PIG uses a set of shorthand symbols for its default output; see the table below for their meaning:
Operation | Shorthand |
---|---|
Skip | . |
Download | + |
Discard | - |
Redirect | > |
Fail | ? |
PIG has three levels of verbosity. The default verbosity level is 1. Verbosity
is controlled by specifying the -q
and -v
flags.
At verbosity 0, PIG will run silently. The -q
flag sets verbosity to 0.
Standard verbosity. Output is represented by a symbolic shorthand. Total downloads are given to the right of the shorthand output, and finally the total time is given with the final download count.
Example:
........................................
........................................
............+........................+..
.......+.........>+...+.................
.....+.......................+.......... 7
.............+......................+...
.......+......+......+....+.............
............+....................+......
....+...........+....+..................
......+..........+.............+........ 21
.+...+.........>+.............+....+....
...........+............................
...........++++++++++++++++++++--+++++++
.-..+.. 55 | 38s
See the section Shorthand Key above for a guide to these symbols.
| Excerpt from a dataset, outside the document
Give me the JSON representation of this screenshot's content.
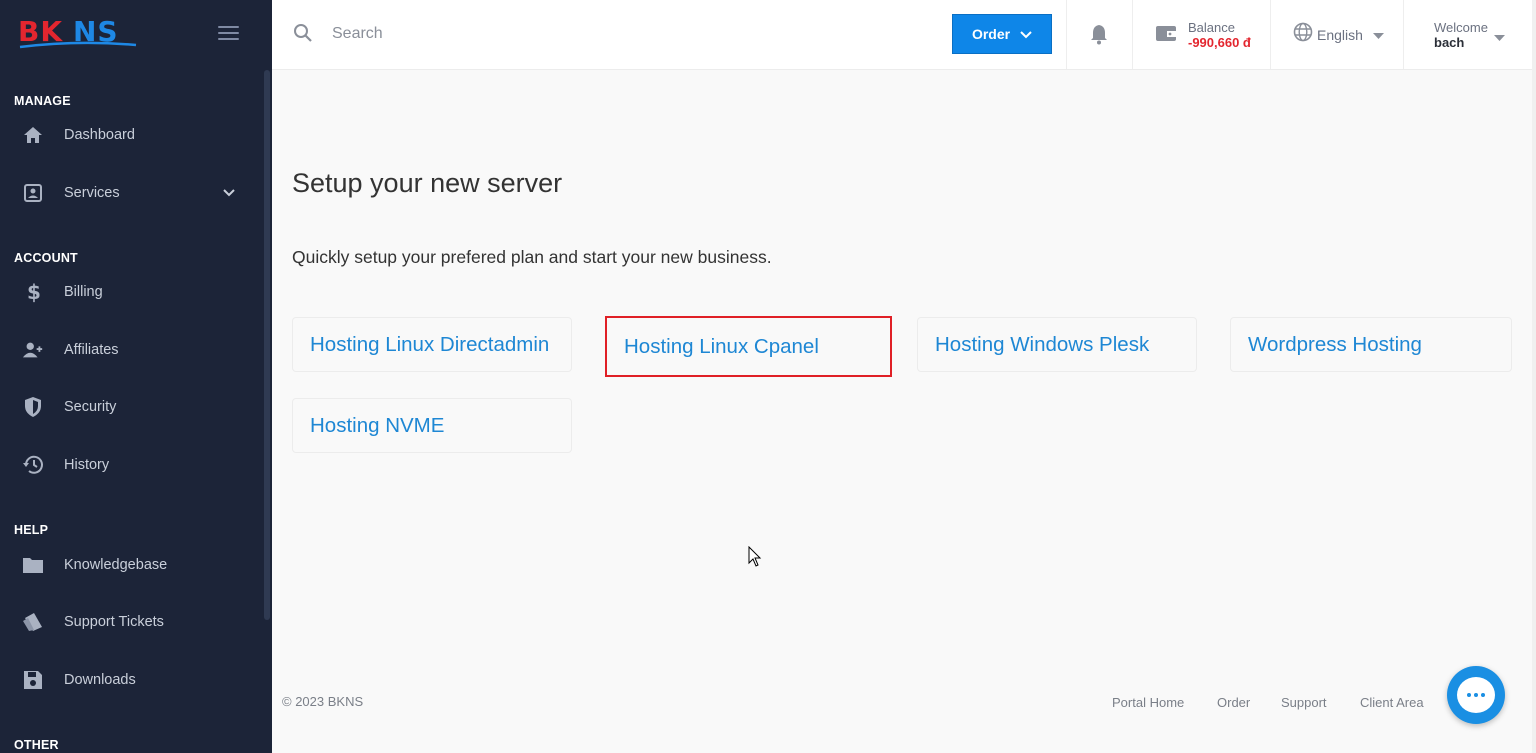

Full output, with multiple lines of information for every element
processed, including full URLs and paths. The -v
flag will raise verbosity to 2.
Run PIG with the -s
flag to print a set of statistics before exiting,
including data transferred and operation counts.
Specify -l FILENAME
to write output to the given file.
Call the pig
executable with a complete URL:
pig http://www.google.com
Images will be downloaded to ./pig-downloads/google-com
Specify the -p PATH
option to change where the image directory will be
created:
pig -p images/logos http://www.google.com
Images will be downloaded to ./images/logos/google-com
Specify the -n NAME
option to change the image directory name:
pig -n google-logo http://www.google.com
Images will be downloaded to ./pig-downloads/google-logo
Specify the -u
flag to discard duplicate images:
pig -u http://example.com
PIG employs a simple hashing scheme to detect duplicates. It will only detect exact duplicate images.